内湯も泉質抜群、Miaは入りまくった温泉の中でも特に印象に残った泉質だったみたいです。


”がにば”と読むそうです。



















乳頭温泉郷は他にも素晴らしい温泉がたくさんあるので、7件を回れるパスみたいなのも販売されてます。温泉はしごオススメですが、それぞれ効能も強いので湯あたり注意です。





玉川温泉 PH 1.05  強酸性

ここは日本で一番酸性が強いとされている温泉です。
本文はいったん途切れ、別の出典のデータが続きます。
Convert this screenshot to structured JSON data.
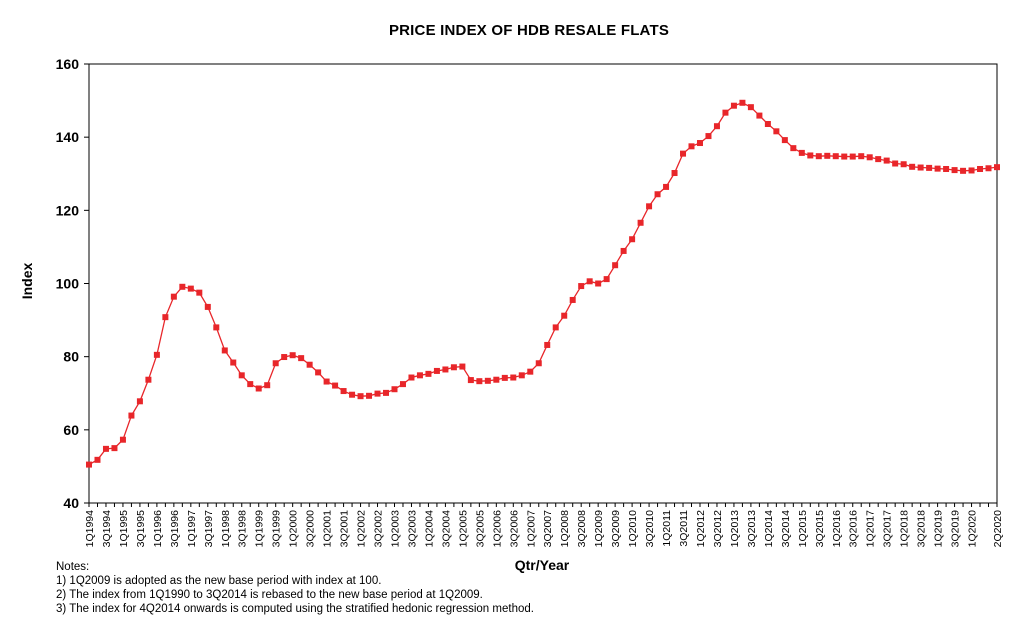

アクセスは夏季(4月下旬〜11月下旬)と冬季(11月下旬〜4月下旬)で異なるので、要確認です。田沢湖から1時間半ぐらいかかります。料金は600円。
湯は強酸性。PH1.05がどれくらい強烈かというのは、胃液と比べると分かりやすいかと思うのですが、胃液はPH2です。玉川の湯に1円玉を1週間つけておくと溶けて無くなるそうです。
昔は玉川毒水と呼ばれていて、ここの水を田沢湖に流したところ、湖の魚が全滅したという残念すぎる逸話も聞きました。
強い酸性の水蒸気のため、電化製品の持ち込みも控えた方が無難です。



大噴。日本一の湧出量毎分9000リットル。














そんな強烈なお湯ですが、効能もとびきり強いようで、西洋医学で治療できなかった病がここで湯治をすることで治ると言われています。そのため、全国各地から人が集まってきているのですが、目的が目的なので雰囲気も普通の温泉とは違い、周囲の地獄のような景色との相乗効果で最初は落ち込んでしまいました。
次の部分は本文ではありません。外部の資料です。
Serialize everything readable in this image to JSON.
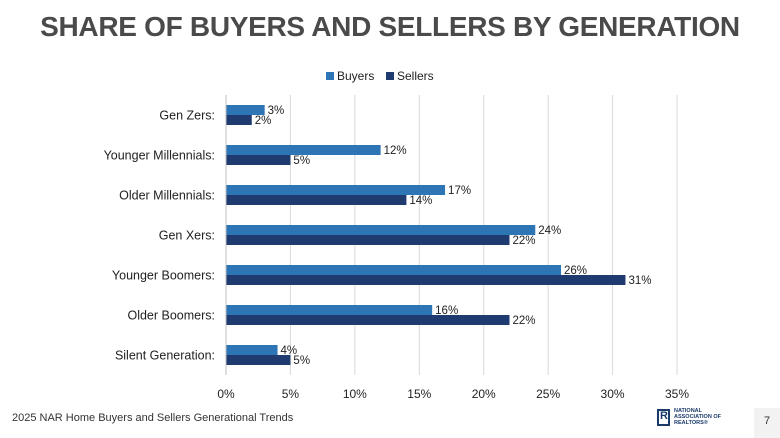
{
  "chart_data": {
    "type": "bar",
    "orientation": "horizontal",
    "title": "SHARE OF BUYERS AND SELLERS BY GENERATION",
    "categories": [
      "Gen Zers:",
      "Younger Millennials:",
      "Older Millennials:",
      "Gen Xers:",
      "Younger Boomers:",
      "Older Boomers:",
      "Silent Generation:"
    ],
    "series": [
      {
        "name": "Buyers",
        "color": "#2e75b6",
        "values": [
          3,
          12,
          17,
          24,
          26,
          16,
          4
        ]
      },
      {
        "name": "Sellers",
        "color": "#1f3b70",
        "values": [
          2,
          5,
          14,
          22,
          31,
          22,
          5
        ]
      }
    ],
    "xlim": [
      0,
      35
    ],
    "xticks": [
      "0%",
      "5%",
      "10%",
      "15%",
      "20%",
      "25%",
      "30%",
      "35%"
    ],
    "value_suffix": "%",
    "legend_position": "top",
    "grid": true
  },
  "footer": {
    "source": "2025 NAR Home Buyers and Sellers Generational Trends",
    "logo_text_1": "NATIONAL",
    "logo_text_2": "ASSOCIATION OF",
    "logo_text_3": "REALTORS®",
    "page_number": "7"
  }
}
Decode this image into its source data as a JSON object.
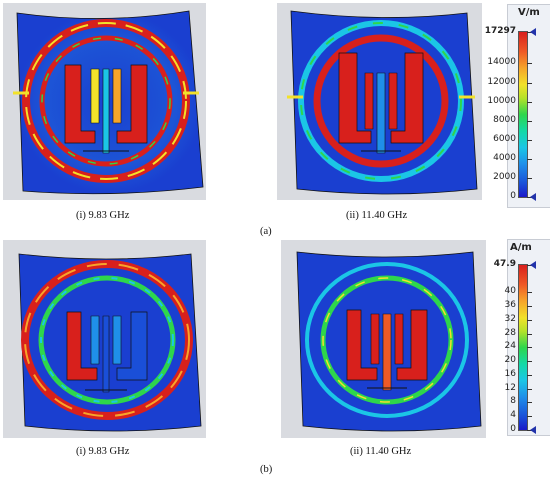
{
  "figure": {
    "row_a_label": "(a)",
    "row_b_label": "(b)",
    "panels": [
      {
        "caption": "(i) 9.83 GHz"
      },
      {
        "caption": "(ii) 11.40 GHz"
      },
      {
        "caption": "(i) 9.83 GHz"
      },
      {
        "caption": "(ii) 11.40 GHz"
      }
    ]
  },
  "colorbar_e": {
    "unit": "V/m",
    "ticks": [
      "17297",
      "14000",
      "12000",
      "10000",
      "8000",
      "6000",
      "4000",
      "2000",
      "0"
    ],
    "values": [
      17297,
      14000,
      12000,
      10000,
      8000,
      6000,
      4000,
      2000,
      0
    ]
  },
  "colorbar_h": {
    "unit": "A/m",
    "ticks": [
      "47.9",
      "40",
      "36",
      "32",
      "28",
      "24",
      "20",
      "16",
      "12",
      "8",
      "4",
      "0"
    ],
    "values": [
      47.9,
      40,
      36,
      32,
      28,
      24,
      20,
      16,
      12,
      8,
      4,
      0
    ]
  },
  "colors": {
    "background_gray": "#d9dbe0",
    "sheet_blue": "#1a3fd0",
    "hot_red": "#d8201c"
  }
}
また、温泉施設の横にある玉川自然研究路では地面に寝っ転がって天然の岩盤浴が体験できます。天然記念物に指定されている北投石という鉱物がラジウム、つまり放射線を含有しているため治癒効果が期待できるとされています。鉱物好きの人がガイガーカウンターを持ってここにくると、おばちゃんたちが「ちょっと!測って測って!」と引く手数多になり、みなさんより高い数値を求めて寝っ転がっているそうです。

小屋以外の場所でも岩盤浴はできる。





















小屋の中。硫黄の匂いが強く、不安。















天然の岩盤浴を体験した後、いよいよ大浴場へ。ここでは源泉が強いため、最初は源泉濃度50%の湯から体を慣らします。その後、100%へ。個人差はありますがデリケートゾーンがピリピリ痛くて3分と入って入られません。ぬる湯や50%でしのぎながら、100%の人たちを尊敬だかなんだかわからない気持ちで眺めていました。
総じてまだ自分には早かったな…という印象でしたが、おできが翌日に治ったので、効能はやはりスペシャルかと思います。


いやあ、思い出すとノスタルジックな気持ちになりました。たった2、3ヶ月前ですが別世界です秋田県。また必ず行きたいと思います。